Die nächste Entscheidung, die der Wohnsituation war auch schnell getroffen. Behalten kann ich meine Wohnung über den Zeitraum der Reise nicht und untervermieten wollte ich nicht. Ich habe in meiner derzeitigen Wohnung zwar sehr gerne gewohnt und es wird sicher schwierig etwas vergleichbares zu finden. Allerdings stehen die Größe und damit die Kosten in keinem Verhältnis zu den wenigen Stunden, die ich mich täglich darin aufhalte, so dass ich schon länger mit dem Gedanken eines Umzugs gespielt habe. Also war eine Kündigung die logische Konsequenz. Der Hausrat wird nun erstmal eingelagert und nächstes Jahr geht es dann auf Wohnungssuche.
Also hing alles am dritten alles entscheidenden Punkt: Auf der einen Seite der bis zum Rentenalter sichere Arbeitsplatz mit einem durchaus zufriedenstellenden Einkommen, das wofür ich die letzten 11 Jahre in Ausbildung und Studium bei der Stadt Offenbach gearbeitet habe. Auf der anderen Seite der große Traum, den ich unbedingt in diesem Leben noch realisieren möchte.

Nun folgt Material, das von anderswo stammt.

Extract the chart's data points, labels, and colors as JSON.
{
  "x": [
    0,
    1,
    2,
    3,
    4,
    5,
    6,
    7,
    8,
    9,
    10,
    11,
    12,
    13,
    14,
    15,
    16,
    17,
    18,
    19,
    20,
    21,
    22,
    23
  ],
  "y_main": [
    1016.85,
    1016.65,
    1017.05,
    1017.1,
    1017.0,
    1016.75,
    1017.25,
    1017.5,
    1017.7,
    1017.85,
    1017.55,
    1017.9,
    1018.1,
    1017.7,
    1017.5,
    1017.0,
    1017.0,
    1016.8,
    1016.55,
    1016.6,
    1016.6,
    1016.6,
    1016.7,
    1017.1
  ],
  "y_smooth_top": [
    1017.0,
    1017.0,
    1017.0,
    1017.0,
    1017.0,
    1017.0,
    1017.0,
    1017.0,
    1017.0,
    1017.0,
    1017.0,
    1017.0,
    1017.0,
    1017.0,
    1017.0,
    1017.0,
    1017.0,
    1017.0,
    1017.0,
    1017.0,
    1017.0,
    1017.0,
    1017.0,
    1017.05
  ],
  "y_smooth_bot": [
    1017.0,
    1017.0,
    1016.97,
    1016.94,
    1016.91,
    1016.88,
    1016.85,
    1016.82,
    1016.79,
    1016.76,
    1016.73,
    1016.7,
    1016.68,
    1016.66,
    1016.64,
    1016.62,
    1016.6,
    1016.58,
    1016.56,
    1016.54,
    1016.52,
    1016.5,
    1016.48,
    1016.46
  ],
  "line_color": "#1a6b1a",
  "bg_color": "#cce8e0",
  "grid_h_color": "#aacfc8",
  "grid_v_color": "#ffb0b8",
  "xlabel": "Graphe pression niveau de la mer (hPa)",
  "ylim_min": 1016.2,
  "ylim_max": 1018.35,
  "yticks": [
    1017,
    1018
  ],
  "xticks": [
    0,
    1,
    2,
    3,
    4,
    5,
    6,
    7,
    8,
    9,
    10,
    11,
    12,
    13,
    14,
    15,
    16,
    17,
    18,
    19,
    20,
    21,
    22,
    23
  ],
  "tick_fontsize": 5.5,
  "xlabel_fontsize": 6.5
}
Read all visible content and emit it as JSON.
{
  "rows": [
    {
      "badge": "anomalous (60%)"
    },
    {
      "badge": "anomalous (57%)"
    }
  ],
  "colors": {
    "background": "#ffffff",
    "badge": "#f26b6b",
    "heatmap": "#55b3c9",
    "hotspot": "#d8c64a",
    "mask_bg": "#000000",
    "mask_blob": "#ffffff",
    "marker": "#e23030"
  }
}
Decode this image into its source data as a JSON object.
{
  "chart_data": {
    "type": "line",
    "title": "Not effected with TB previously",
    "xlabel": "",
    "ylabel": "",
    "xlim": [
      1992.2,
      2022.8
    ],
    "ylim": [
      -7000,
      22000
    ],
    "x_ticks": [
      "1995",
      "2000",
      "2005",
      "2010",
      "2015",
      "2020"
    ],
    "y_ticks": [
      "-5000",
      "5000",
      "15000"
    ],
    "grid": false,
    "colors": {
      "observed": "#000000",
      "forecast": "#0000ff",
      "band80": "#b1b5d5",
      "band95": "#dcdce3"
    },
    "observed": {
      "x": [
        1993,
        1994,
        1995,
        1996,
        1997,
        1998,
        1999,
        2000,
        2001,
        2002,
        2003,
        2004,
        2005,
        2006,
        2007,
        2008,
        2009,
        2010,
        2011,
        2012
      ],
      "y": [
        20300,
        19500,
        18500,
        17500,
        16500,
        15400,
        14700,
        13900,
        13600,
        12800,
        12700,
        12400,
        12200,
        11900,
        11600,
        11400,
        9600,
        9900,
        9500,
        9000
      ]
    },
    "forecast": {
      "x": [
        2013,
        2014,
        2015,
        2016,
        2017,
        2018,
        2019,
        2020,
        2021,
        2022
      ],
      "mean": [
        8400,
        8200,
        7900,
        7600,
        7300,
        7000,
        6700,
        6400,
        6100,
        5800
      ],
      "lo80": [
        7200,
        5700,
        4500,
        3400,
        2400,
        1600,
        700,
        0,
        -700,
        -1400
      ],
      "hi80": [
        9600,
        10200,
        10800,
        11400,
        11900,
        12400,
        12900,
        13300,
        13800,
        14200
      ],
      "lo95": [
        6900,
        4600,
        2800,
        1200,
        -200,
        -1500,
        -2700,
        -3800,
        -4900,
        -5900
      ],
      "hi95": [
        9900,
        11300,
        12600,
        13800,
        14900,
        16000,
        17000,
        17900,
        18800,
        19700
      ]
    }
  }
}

Klar war: Gegen meinen Beruf spricht nichts, so dass man das nicht als Vorwand hätte nehmen können. Aber es war der letzte und einzige Punkt der mich jetzt noch von meinem Vorhaben abhielt. Also warum jetzt diese Reise mit den entsprechenden Folgen durchziehen?! Ein gute Begründung mußte her!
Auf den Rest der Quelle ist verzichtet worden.